Por eso le preguntan por los derechos de los españoles y él contesta hablando del papel del Instituto Cervantes en el fomento del castellano en el extranjero. Por eso su partido llega a proclamar que sólo la imposición del catalán como lengua vehicular garantiza la igualdad en la enseñanaza, como si la única forma de que los ciudadanos seamos igualmente libres fuera meternos a todos en la misma cárcel. La mentira es la verdad. Este congreso del PSOE debería ser el que sustituya a Pablo Iglesias por George Orwell.

¿Y qué me dicen de su performance del miércoles en el pleno monográfico sobre la situación económica? Zapatero convirtió durante cinco horas la tribuna del Congreso en el gabinete del profesor Gazzaniga. El hemisferio izquierdo de su cerebro no dejaba de transmitir -eso sí, con menor elocuencia que de costumbre- mensajes triunfalistas sobre lo bien que habían ido hasta ahora las cosas, los grandes logros de España gracias al funcionamiento de la economía de mercado y lo rápida que será nuestra recuperación en línea con la tesis de la efímera fiebre infantil enunciada por nuestro primer banquero. En cambio la cruda realidad actual llegaba atenuada por todo tipo de filtros, excusas y eufemismos como si sólo hubiera podido ser captada por un silente hemisferio derecho desconectado del resto de las funciones cognitivas.

Los turnos de réplica y contrarréplica equivalieron entonces al momento en que el neuropsicólogo pide a los pacientes que identifiquen sus percepciones con los iconos que más relación guarden con ellas. La mano izquierda de Zapatero señaló entonces un símbolo que le representara a sí mismo -pongamos las dichosas cejas- como artífice del éxito del capitalismo español y la mano derecha no pudo por menos que fijarse sobre el puño y la rosa. Pero no porque estuviera dispuesto a asumir ninguna responsabilidad en nombre de su partido, su política o sus ideas ante la legión de damnificados por la inflación, el desempleo o la subida de las hipotecas, sino porque -¡oh milagro de la disonancia cognitiva!- su psique ya había encontrado su propia regla de conformidad: España es el paraíso de los multimillonarios porque yo hago una política socialdemócrata. Ni siquiera la advertencia del portavoz del PNV sobre lo poco «socialdemócrata» que es devolver los 400 euros tanto a Botín como a su jardinero sirvió para bajarle de la nube.

¿Pero es que acaso cuando usted nos contó en marzo del año pasado que el presidente se había operado de miopía, en realidad se había sometido a esa separación del cerebro mediante la comisurectomía?, me preguntarán a estas alturas los lectores más tenaces de estas cartas. No me consta. Una cosa es que la experiencia demuestre que no le terminaron de arreglar sus problemas agudos de visión y otra que en aquel quirófano el asunto pasara a mayores.

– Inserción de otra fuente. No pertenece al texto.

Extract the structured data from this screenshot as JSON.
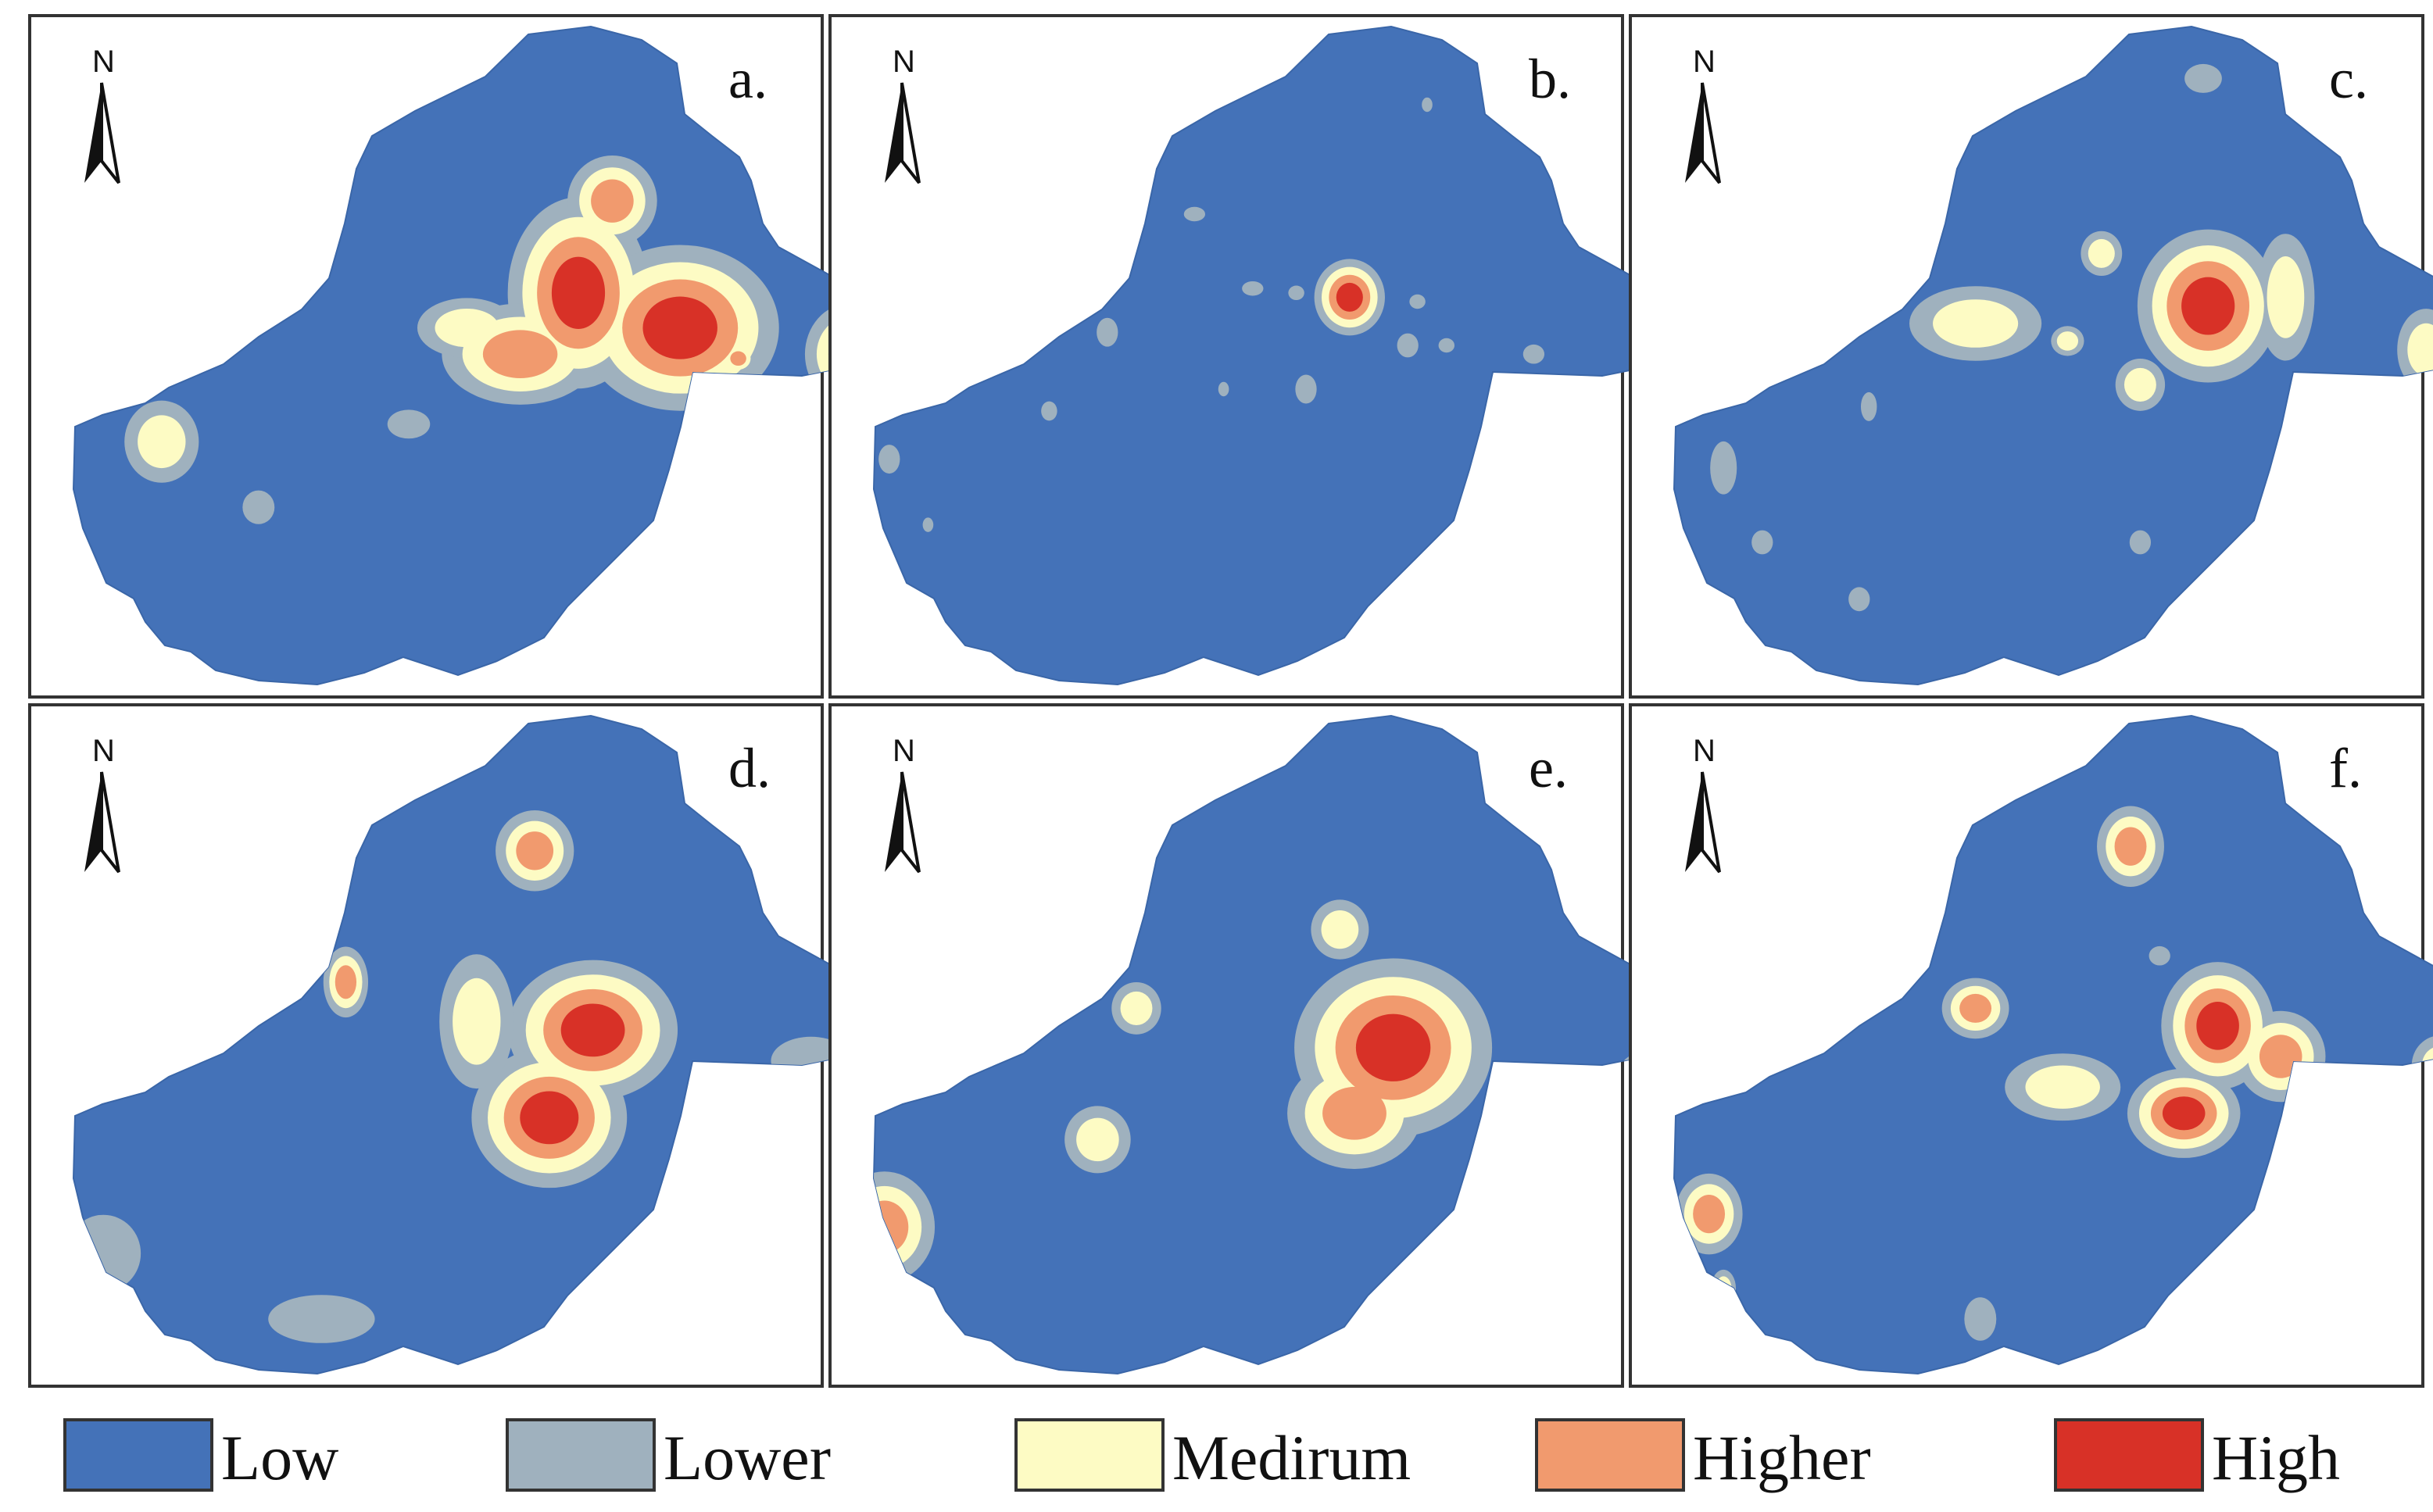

La explicación es mucho más sencilla y nos la daba el profesor de psicología de la Universidad de Deusto Miguel Angel Vadillo en un reciente artículo en el que comentaba los descubrimientos de Festinger y Gazzaniga: «El ser humano tal vez no sea un animal muy racional, pero de lo que no hay duda es de que es un animal un poco obsesionado por la coherencia. Y también por la apariencia... Lo peor es que esta tendencia a dar explicaciones de lo que hacemos acaba convirtiéndonos en esclavos de lo que ya hemos hecho... Una vez elegida la pala, preferimos ponernos a limpiar el gallinero antes que reconocer que no sabemos por qué la elegimos». ¿A que nunca les habían explicado así de bien el síndrome de La Moncloa?

Pedro J. Ramírez, director de El MUNDO.